New technologies go with the moving image like freezers go with ice cream or wheels go with cars. Their designs not only work with each other but also allow the other to continue on their path to survival. The history of the cinema has had a variety of technological changes, each affecting its audiences and the moving image culture on the whole. What it has yet to do is leave a gaping hole where film once was. Film restoration is a unique process by which individuals attempt to re-engage historical moving image materials within an entirely new set of terms and conditions. While many terms are bandied about – reconstruction, authorship, workflow, automation – the one thing that has not changed over the years is the necessity for human involvement in the process of making history reappear on a screen. Corporations may want to lessen their expenses by increasing electronic involvement over manual labor, but, much like photochemical restoration, there are limits to that. There are only a certain amount of people willing to trust the digital processes currently available, computers make consistent errors in the “automatic” procedures, and the transitory state that we are in requires far more intimacy than we are currently giving it. We may be moving to more highly developed machines than Steenbecks, but the ways in which we are working with the machines and moving the information through needs to be more fleshed out. It’s not just the materials that we need to consider. It is those who created it and have been working with it for years. We are restoring film and documenting that process, but we should also be working to document the restorationists themselves and their valuable knowledge.

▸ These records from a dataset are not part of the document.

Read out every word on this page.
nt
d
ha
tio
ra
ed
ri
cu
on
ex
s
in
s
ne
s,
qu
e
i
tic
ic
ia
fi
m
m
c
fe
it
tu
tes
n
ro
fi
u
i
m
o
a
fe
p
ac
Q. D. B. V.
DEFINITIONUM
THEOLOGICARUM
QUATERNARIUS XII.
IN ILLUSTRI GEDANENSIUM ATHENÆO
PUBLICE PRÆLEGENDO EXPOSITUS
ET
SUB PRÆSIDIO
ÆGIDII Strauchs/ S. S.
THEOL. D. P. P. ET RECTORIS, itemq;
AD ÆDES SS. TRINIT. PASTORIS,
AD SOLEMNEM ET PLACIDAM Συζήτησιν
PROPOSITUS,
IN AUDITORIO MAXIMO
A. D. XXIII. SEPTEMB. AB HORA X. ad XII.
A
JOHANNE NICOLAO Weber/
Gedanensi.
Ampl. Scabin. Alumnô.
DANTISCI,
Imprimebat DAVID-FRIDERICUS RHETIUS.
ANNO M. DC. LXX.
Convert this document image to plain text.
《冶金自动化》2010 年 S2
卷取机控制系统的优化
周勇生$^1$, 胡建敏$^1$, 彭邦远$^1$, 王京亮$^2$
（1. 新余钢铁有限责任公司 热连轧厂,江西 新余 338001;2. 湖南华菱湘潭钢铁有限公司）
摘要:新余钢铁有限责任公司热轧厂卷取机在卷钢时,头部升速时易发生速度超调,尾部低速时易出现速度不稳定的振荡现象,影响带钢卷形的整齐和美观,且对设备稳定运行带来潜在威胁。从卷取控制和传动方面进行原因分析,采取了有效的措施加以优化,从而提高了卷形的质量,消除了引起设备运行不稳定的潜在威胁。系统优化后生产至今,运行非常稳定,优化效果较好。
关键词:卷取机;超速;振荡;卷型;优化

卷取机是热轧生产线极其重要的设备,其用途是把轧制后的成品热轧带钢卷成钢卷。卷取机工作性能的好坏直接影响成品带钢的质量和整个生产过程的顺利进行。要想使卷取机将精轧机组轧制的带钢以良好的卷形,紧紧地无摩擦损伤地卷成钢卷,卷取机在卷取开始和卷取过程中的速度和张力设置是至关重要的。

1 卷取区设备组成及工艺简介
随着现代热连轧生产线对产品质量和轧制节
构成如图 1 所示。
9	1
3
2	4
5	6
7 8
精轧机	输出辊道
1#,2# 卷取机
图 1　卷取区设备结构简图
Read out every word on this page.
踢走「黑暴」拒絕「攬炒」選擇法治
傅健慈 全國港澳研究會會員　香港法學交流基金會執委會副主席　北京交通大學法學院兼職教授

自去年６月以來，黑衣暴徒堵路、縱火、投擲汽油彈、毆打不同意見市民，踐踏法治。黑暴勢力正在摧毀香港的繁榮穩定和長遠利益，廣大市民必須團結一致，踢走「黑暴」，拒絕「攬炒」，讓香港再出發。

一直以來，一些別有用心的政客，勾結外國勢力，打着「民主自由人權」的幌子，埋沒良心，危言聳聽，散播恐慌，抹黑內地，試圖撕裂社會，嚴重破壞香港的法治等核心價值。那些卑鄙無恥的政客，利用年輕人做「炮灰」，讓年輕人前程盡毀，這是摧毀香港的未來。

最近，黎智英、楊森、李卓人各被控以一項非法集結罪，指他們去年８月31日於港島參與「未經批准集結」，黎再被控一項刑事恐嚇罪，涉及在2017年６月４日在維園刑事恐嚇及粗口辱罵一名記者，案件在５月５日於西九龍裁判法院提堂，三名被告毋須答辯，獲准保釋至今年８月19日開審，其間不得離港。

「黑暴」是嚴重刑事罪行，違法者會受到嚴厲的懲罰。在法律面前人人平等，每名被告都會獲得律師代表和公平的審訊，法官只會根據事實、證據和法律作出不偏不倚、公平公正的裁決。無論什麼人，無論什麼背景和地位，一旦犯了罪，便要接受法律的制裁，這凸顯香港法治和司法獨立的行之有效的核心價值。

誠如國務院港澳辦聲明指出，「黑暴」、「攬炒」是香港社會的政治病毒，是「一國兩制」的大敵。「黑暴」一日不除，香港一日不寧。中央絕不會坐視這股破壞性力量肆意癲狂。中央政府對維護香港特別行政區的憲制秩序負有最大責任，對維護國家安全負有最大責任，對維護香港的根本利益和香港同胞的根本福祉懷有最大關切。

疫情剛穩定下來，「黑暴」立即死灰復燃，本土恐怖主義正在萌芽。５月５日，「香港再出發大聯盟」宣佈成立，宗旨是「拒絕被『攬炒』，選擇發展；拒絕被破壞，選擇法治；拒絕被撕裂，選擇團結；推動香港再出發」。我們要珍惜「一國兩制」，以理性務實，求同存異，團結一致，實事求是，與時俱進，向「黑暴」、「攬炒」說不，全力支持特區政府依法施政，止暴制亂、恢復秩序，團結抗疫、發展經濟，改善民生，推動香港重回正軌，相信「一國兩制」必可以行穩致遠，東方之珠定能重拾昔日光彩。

While a film restoration will never be able to give a viewer the precise experience of what it was like to see Clara Bow in Wings in a theater at the premiere, what it manages to do is give the audience a unique and special experience of materials that may have disappeared forever without proper attention and care. Digital restorations are not the same as the original works. They are not made of organic material like nitrate nor will they have the same inconsistency that the silver halide crystal development process gives film. But these materials have a different identity: these are digital media objects. They are not photochemical and they are not trying to be. They are not there to try to “trick the audience” or pull a fast one. What they are is the end result of the desire to save important cultural product from disappearing forever into the void by accessing current visual technologies and exploiting their capabilities. Through research, scanning, delicate attention and transferring to final product deliverables, a once-suffering film can receive life again. While it may be a different visual in certain respects, the reason the filmmaker created the object was to tell a story and the story will continue to be told for that much longer instead of reaching termination. This, in itself, is a reason to believe in digital restoration.